I remember getting a book as a teenager that had all sorts of pseudo-religious platitudes about becoming one with the code.
And I thought it was cute, but laughable horseshit.
It's one of those classic programming texts that was circulating back in the early days of PCs, and most people into computers at the time remembers reading. Over the years, I've often misremembered it speaking about how a junior programmer struggles to produce any working code, how a senior programmer works hard and produces much working code, but the master deleted code and features sprang forth from the act of culling. Re-reading, I'm pretty sure this was never directly stated, but it was a take-away that stuck with me.
As I've gotten better with age (cough, cough), I've realized that writing less code that does more is a critical skill of a top developer: I've been asked to help numerous companies fix failing projects. A lot of what I end up doing is optimization. The simplest, most effective kind of optimization is to stop doing something. The next simplest kind of optimization is to do the same thing faster. There are limits to this approach, however. And then, the hardest kind of optimization is to do something differently. What separates a junior developer and a top developer is the instinct to know which is appropriate to apply in each situation.
Story of a Job Interview
I had a really interesting experience when I applied for a job at Electronic Arts some years ago. They apparently gave every programmer the same programming test, even to old hats like me. Grumbling a bit, I took to the test and was amused when it had a dozen or so simple programming problems to solve, a real compiler and code editor setup so you really had to write some code. There was a test harness to check your work quickly. It was a glassy smooth development experience, even if they were unfamiliar tools.
I stopped at problem #5 and glared at it. Estimating the complexity of the problem, I immediately skipped it and finished the rest of the test. By the time I was done with the other problems, my time was just about up. The manager returned to the room and I told him I'd skipped that question, because it looked ridiculous.

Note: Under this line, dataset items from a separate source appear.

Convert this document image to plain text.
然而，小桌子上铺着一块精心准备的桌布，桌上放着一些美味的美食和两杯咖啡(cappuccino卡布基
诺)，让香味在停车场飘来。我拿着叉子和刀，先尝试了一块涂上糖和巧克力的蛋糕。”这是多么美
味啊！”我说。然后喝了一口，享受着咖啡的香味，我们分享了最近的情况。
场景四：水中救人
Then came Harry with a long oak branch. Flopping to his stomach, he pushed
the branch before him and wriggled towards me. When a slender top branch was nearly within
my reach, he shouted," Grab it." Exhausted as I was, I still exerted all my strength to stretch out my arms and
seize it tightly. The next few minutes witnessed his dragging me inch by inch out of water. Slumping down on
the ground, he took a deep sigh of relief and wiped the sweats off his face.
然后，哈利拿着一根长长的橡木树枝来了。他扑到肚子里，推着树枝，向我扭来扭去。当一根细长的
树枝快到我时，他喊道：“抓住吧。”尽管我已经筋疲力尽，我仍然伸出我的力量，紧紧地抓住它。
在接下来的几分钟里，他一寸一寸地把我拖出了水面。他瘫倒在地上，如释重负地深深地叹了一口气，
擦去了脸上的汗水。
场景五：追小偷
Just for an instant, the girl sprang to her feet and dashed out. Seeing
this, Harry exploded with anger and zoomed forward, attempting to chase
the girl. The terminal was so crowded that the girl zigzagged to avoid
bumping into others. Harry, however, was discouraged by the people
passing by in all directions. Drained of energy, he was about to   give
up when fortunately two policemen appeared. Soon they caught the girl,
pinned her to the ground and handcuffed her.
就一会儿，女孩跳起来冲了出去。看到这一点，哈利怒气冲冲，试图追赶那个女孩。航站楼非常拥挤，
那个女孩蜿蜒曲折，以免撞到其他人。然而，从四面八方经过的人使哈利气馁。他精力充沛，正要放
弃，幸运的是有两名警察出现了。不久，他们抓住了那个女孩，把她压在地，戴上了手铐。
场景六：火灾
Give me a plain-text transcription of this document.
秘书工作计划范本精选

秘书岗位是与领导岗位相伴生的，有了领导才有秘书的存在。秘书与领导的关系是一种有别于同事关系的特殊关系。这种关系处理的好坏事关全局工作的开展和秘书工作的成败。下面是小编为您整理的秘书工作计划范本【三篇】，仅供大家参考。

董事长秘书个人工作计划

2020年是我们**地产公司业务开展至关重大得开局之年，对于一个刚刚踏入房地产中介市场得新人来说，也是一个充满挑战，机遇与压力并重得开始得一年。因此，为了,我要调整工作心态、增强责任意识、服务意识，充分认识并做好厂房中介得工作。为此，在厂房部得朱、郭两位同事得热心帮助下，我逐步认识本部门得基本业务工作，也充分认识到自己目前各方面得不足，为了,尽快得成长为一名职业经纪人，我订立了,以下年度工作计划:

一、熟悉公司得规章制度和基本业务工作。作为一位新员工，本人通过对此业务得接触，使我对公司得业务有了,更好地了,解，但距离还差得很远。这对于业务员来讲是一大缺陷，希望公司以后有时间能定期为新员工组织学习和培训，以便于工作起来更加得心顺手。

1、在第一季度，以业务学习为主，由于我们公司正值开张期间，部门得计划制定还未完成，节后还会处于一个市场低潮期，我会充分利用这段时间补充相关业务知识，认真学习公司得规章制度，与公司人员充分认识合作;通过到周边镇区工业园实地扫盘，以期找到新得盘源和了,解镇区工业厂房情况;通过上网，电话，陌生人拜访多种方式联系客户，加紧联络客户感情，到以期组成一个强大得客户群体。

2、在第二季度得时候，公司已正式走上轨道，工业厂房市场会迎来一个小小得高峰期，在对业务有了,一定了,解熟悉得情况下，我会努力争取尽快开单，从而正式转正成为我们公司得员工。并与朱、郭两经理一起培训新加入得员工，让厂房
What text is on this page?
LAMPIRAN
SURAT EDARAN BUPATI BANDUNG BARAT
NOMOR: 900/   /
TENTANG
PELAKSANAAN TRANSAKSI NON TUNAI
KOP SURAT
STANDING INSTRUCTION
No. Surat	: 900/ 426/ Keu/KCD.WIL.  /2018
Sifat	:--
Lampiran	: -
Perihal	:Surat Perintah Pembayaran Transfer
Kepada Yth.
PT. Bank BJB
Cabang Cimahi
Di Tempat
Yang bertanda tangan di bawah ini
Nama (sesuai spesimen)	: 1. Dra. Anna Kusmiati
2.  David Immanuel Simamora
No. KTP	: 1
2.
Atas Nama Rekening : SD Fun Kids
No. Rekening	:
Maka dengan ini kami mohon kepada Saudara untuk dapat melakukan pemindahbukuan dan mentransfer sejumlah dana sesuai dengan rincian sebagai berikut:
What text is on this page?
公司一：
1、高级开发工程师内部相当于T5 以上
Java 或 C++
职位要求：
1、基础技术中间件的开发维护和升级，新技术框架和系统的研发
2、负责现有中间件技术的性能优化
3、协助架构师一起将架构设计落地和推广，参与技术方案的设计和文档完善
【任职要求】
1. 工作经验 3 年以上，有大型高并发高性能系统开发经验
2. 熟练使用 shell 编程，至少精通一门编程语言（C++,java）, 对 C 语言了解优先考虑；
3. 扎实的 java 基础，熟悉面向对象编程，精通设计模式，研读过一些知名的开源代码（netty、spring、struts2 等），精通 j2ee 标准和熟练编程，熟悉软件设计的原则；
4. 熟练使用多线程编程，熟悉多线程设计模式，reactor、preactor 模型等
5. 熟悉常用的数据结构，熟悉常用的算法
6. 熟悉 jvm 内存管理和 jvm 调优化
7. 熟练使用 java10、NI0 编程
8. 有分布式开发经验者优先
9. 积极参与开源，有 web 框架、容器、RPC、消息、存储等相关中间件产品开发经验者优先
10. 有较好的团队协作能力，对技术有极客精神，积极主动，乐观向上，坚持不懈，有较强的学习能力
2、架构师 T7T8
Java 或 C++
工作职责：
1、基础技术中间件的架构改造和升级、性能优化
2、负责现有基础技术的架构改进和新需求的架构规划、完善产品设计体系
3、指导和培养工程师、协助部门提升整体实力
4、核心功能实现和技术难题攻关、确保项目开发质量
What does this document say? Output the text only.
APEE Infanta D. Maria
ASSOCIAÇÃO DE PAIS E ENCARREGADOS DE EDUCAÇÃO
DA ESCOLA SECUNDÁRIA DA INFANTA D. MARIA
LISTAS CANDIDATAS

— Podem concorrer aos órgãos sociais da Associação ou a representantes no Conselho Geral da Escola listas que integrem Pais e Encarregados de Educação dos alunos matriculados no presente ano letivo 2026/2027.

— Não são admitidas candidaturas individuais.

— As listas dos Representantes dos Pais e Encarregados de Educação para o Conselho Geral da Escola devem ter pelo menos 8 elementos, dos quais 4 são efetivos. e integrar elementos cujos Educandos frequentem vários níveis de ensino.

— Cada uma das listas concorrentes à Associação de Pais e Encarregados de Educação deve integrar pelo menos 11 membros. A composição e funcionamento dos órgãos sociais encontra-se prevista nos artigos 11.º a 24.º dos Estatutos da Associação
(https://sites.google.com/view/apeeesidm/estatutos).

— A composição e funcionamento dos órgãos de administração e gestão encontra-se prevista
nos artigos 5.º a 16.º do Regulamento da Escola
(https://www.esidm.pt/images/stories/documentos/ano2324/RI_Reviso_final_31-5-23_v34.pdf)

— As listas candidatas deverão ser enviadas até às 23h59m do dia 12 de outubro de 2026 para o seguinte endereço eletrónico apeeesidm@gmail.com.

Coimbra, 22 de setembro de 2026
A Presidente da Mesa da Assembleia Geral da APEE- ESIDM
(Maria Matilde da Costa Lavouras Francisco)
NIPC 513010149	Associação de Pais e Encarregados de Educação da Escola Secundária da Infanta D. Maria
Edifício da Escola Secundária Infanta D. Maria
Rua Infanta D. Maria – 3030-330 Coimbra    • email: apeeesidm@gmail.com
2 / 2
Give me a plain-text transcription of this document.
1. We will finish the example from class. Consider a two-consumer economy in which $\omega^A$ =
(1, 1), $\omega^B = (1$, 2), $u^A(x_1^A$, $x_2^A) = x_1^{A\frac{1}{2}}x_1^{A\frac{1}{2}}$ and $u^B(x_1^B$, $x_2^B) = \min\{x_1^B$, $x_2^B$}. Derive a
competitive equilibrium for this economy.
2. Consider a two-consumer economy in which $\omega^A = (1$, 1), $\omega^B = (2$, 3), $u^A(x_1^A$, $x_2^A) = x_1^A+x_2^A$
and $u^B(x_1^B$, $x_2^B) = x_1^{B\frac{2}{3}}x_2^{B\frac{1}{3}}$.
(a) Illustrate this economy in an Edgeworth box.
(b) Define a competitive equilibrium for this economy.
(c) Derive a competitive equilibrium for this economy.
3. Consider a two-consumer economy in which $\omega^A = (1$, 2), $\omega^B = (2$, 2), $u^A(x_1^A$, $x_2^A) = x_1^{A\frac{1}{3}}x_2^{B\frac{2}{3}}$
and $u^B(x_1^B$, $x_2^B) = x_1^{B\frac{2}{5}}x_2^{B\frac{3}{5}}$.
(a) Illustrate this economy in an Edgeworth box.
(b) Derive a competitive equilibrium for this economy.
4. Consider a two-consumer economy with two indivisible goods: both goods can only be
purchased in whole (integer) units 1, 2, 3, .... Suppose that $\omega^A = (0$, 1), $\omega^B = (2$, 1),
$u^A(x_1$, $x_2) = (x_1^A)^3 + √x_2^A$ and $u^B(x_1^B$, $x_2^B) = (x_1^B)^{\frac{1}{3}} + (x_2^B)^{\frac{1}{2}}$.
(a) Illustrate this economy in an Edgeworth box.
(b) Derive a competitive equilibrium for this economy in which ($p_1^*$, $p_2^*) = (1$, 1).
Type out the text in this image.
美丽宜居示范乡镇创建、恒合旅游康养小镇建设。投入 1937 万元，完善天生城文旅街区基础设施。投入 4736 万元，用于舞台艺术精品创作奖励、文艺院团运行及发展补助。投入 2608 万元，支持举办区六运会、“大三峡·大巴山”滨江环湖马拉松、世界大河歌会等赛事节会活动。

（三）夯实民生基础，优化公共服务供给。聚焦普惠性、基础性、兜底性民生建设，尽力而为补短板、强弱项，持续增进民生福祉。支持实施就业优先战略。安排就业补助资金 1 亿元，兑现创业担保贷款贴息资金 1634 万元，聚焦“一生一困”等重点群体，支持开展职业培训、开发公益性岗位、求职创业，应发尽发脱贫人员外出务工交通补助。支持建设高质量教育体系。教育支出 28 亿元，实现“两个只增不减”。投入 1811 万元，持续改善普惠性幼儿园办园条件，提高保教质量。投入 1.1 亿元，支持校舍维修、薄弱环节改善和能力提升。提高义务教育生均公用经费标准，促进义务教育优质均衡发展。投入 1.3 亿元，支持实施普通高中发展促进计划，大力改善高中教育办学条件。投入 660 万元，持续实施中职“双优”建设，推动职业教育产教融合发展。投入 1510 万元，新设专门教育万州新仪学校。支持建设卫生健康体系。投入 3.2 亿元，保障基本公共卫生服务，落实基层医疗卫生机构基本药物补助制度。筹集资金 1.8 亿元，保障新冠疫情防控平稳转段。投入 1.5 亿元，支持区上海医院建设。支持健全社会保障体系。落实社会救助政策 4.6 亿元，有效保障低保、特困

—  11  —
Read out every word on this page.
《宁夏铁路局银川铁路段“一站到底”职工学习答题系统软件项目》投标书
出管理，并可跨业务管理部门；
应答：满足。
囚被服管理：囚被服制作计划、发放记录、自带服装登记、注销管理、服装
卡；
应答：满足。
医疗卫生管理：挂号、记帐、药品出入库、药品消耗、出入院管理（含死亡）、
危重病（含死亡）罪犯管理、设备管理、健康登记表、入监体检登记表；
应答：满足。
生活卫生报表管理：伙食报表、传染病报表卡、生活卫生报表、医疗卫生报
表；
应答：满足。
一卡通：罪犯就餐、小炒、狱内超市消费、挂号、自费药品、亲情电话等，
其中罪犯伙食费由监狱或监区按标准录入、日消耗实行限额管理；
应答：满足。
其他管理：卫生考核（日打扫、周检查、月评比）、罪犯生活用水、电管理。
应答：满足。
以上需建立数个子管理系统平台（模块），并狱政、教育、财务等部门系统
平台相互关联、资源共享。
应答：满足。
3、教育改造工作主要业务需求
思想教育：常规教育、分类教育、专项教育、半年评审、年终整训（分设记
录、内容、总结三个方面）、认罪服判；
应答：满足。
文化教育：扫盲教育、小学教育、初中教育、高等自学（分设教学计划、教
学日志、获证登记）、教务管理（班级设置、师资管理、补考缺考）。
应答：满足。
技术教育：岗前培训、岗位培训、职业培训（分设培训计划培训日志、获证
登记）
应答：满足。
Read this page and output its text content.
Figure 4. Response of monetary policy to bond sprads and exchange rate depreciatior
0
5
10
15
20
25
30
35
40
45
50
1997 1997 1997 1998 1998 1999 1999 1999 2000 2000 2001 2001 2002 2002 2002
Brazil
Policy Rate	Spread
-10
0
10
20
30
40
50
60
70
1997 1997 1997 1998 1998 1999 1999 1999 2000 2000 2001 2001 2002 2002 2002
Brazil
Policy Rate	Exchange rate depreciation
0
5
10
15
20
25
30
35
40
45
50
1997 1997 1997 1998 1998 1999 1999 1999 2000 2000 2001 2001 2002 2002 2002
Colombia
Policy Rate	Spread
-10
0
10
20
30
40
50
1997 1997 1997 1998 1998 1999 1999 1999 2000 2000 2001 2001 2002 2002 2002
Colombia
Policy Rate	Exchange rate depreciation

He smiled at me, and told me I passed. He didn't bother looking at the test results. He said a lot of programmers find the problem curious and appealing, and will spend more days trying to come up with a solution to the problem, only to struggle and realize how difficult it is to get right. Sometimes, following curiosity instead of providing value is not a virtue. You will undoubtedly learn something, if only that some problems are harder than they are worth to solve.
A Different Job Interview Story
I sat in the offices at the Googleplex, at maybe my third interview room of the day. It was gorgeous, brightly lit, with friendly and clever people buzzing around everywhere. The interviewer was an extremely intelligent and technical woman with intense eyes. I felt like she could read my elevated pulse and was judging the voltage of the electrical discharges in my brain. She handed me a marker and sent me to the whiteboard with a programming problem... a relatively simple one.
I sketched it out, broke it down, and wrote what would have been an acceptable way to structure the problem. She gave more limitations, more restrictions. I made a few small changes. She rejected them, claiming it didn't solve the problem completely. I added a few more small changes, improving the solution slightly. She rejected them yet again, agreeing the solution was better, but not a complete solution. I turned to her after a moment of consideration and said, "What you are asking for is not possible, but this is the best you can do." She was very satisfied with that answer. Sometimes, you have to know what you can't do to know when to stop working on a problem.
The True Tao of Programming
Now that I'm officially old and am allowed to be crotchety, I have found some truth to the old Tao text. After you really grasp logic development as a way of life and have built complex and interlocking things, the effort of programming starts to melt away and you start to see intractable problems purely as Gordian knots to be cut rather than untangled. When you have attained that ability to size up the solution to a problem, what you're really measuring is time. I know now that I could solve many problems, perhaps any problem. The cost, however, is the time it would take to implement and verify the solution. A mediocre engineer will think of a problem as interesting and spend an absurd amount of time trying to solve it, and perhaps succeed. A top engineer can imagine the solution of the problem, then ask the seemingly basic question, "is it worth even bothering to solve this?" Because there is an opportunity cost in spending effort on one problem when another might be solved instead, that has greater value. I would posit that the best programmers are excellent at selecting valuable problems, not just writing great code. This skill requires looking outside the confines of the programming environment, constantly measuring value gained in the organization as a whole, in human time spent in a poor workflow, or making an error-prone task more correct or automated.
If you are a less-experienced developer, you should learn to ask your manager and more-experienced developers this question: "Is this the most valuable thing I can be working on right now?" Remember to ask why, and learn from their answers.
PS. For the curious, both interviews were successful, and I politely declined for various reasons.